De mesmo modo, desde a primeira interação do grupo de protagonistas com os locais, a trama caminha muito claramente para ser um filme de confronto de classes, do velho vs. novo, de gentrificação. Inclusive, essa tensão se sobrepõe ao elemento racial, que por sua vez até existe, mas logo é esquecido. Dentro deste confronto, o espectador é conduzido para ser muito mais simpático ao Leatherface do que aos forasteiros. Aqui, o clássico vilão ganha uma certa “justificativa” para seus atos: sua mãe é morta injustamente por os personagens que chegam (indiretamente), além de que todos os protagonistas são irritantemente caracterizados como burgueses hipsters com uma postura civilizatória e “moderinhos”. Inclusive, o filme funciona melhor quando assume um lado de um torture porn que vai se  encaminhando para fazer o espectador sentir prazer em ver todos aqueles personagens imbecis morrendo. Acompanhamos aquelas pessoas fugindo e se escondendo de Leatherface, mas não queremos que elas obtenham êxito. Obviamente a cena do ônibus é bem representativa de qual lado o filme está, principalmente porque idiotiza todos aqueles figurantes que pegam seus celulares para fazerem uma live, assim como vai matando um a um de maneiras bem criativas.

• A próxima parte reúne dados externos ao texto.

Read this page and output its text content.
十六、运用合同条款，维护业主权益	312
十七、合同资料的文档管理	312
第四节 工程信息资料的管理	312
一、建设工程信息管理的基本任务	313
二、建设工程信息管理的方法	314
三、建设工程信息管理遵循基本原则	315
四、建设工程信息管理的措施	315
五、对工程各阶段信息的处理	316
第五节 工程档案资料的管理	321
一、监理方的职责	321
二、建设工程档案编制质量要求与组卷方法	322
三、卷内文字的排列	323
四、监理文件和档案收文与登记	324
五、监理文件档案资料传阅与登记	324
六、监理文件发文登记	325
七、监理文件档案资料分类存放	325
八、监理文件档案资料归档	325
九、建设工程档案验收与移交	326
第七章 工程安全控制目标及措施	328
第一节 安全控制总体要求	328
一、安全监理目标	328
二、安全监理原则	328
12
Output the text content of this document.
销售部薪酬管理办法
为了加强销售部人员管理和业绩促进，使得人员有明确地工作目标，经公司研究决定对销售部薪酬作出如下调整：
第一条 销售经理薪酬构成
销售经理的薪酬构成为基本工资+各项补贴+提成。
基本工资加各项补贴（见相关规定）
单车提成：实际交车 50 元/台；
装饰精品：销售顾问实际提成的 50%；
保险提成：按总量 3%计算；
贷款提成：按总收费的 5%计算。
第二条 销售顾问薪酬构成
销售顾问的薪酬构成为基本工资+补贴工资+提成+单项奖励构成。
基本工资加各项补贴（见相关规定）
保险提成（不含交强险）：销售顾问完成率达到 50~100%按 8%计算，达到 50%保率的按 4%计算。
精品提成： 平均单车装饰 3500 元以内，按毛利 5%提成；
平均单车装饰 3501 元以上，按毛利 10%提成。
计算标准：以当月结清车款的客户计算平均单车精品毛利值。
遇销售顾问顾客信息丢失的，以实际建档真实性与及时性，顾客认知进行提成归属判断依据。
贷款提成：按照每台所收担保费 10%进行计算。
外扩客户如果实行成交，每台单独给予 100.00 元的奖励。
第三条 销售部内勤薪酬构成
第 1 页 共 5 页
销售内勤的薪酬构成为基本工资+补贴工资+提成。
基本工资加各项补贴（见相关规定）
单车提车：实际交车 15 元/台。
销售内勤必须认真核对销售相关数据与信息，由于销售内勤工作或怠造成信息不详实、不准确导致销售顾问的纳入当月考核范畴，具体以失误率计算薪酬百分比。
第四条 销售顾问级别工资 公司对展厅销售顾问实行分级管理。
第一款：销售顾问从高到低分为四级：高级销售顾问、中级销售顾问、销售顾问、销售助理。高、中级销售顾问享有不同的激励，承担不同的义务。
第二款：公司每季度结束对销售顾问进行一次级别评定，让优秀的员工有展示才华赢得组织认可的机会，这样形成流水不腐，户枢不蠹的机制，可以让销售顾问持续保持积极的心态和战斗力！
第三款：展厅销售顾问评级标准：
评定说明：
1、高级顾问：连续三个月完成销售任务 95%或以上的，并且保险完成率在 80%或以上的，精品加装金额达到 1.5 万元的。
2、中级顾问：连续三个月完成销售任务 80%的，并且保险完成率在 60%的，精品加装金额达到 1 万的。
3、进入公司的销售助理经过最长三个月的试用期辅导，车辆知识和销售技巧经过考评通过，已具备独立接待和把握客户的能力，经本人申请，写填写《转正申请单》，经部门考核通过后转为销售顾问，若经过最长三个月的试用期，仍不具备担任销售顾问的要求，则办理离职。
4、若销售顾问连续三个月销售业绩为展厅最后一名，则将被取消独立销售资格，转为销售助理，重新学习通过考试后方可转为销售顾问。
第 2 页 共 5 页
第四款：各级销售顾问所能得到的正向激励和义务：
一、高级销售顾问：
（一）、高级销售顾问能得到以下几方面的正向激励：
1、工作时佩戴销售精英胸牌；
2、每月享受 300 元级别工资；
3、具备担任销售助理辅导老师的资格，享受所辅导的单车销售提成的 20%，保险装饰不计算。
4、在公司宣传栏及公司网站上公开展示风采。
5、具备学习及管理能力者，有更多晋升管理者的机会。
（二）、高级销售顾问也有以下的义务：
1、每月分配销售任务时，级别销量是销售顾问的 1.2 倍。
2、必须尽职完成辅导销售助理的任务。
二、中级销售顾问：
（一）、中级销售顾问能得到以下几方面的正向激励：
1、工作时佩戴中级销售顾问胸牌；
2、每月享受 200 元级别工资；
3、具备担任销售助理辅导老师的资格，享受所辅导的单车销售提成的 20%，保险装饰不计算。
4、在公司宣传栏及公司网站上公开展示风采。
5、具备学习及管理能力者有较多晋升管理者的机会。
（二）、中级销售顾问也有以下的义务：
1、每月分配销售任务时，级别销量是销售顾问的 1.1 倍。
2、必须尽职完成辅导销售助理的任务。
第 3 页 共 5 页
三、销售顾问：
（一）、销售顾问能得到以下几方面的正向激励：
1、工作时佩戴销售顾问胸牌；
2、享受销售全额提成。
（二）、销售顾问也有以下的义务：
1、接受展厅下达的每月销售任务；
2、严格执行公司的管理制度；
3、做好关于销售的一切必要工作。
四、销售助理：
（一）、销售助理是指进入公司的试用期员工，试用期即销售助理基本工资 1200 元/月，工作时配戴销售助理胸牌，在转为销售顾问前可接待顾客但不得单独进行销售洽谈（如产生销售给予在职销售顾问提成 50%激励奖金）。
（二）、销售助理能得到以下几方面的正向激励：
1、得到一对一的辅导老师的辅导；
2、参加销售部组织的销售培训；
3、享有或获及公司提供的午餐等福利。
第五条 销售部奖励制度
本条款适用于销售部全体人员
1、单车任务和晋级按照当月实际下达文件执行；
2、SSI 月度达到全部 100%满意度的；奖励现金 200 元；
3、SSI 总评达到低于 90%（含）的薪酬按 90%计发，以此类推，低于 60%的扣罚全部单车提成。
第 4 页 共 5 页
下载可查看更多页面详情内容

Por outro lado, parece haver também uma certa relutância em assumir esta sua filiação “anti-progressista”, como se tivesse vergonha. Inclusive, no que parece ser um conflito entre interesses narrativos vs. comerciais, o re-surgimento de Sally, a protagonista do filme original,  soa como um fan service deslocado introduzido por pressão dos produtores, mas que acaba contradizendo a própria narrativa. Afinal, o ressurgimento da heroína faz com que o espectador naturalmente volte para o lado das sobreviventes (e também faça o filme ganhar um aspecto feminista de sororidade), anulando tudo que ele fez anteriormente para que desgostemos dos personagens. No mesmo sentido, investir e aprofundar o drama das duas irmãs sobreviventes parece se esforçar para criar uma simpatia a elas, o que também é um movimento contraditório. Ou seja, novamente Leatherface vira o o mal a ser derrotado. Aliás, que ela exista mais como uma gag (já que a história vai criando uma antecipa dela ser uma grande guerreira moldada pelo tempo, apenas para ela ser humilhada pelo vilão) mostra bem que não se sabe muito bem o que fazer com ela. No fim, pelo menos o longa volta aos trilhos de suas intenções originais e acaba com a piada da menina vendo sua irmã ser decepada enquanto é levada pelo carro automático.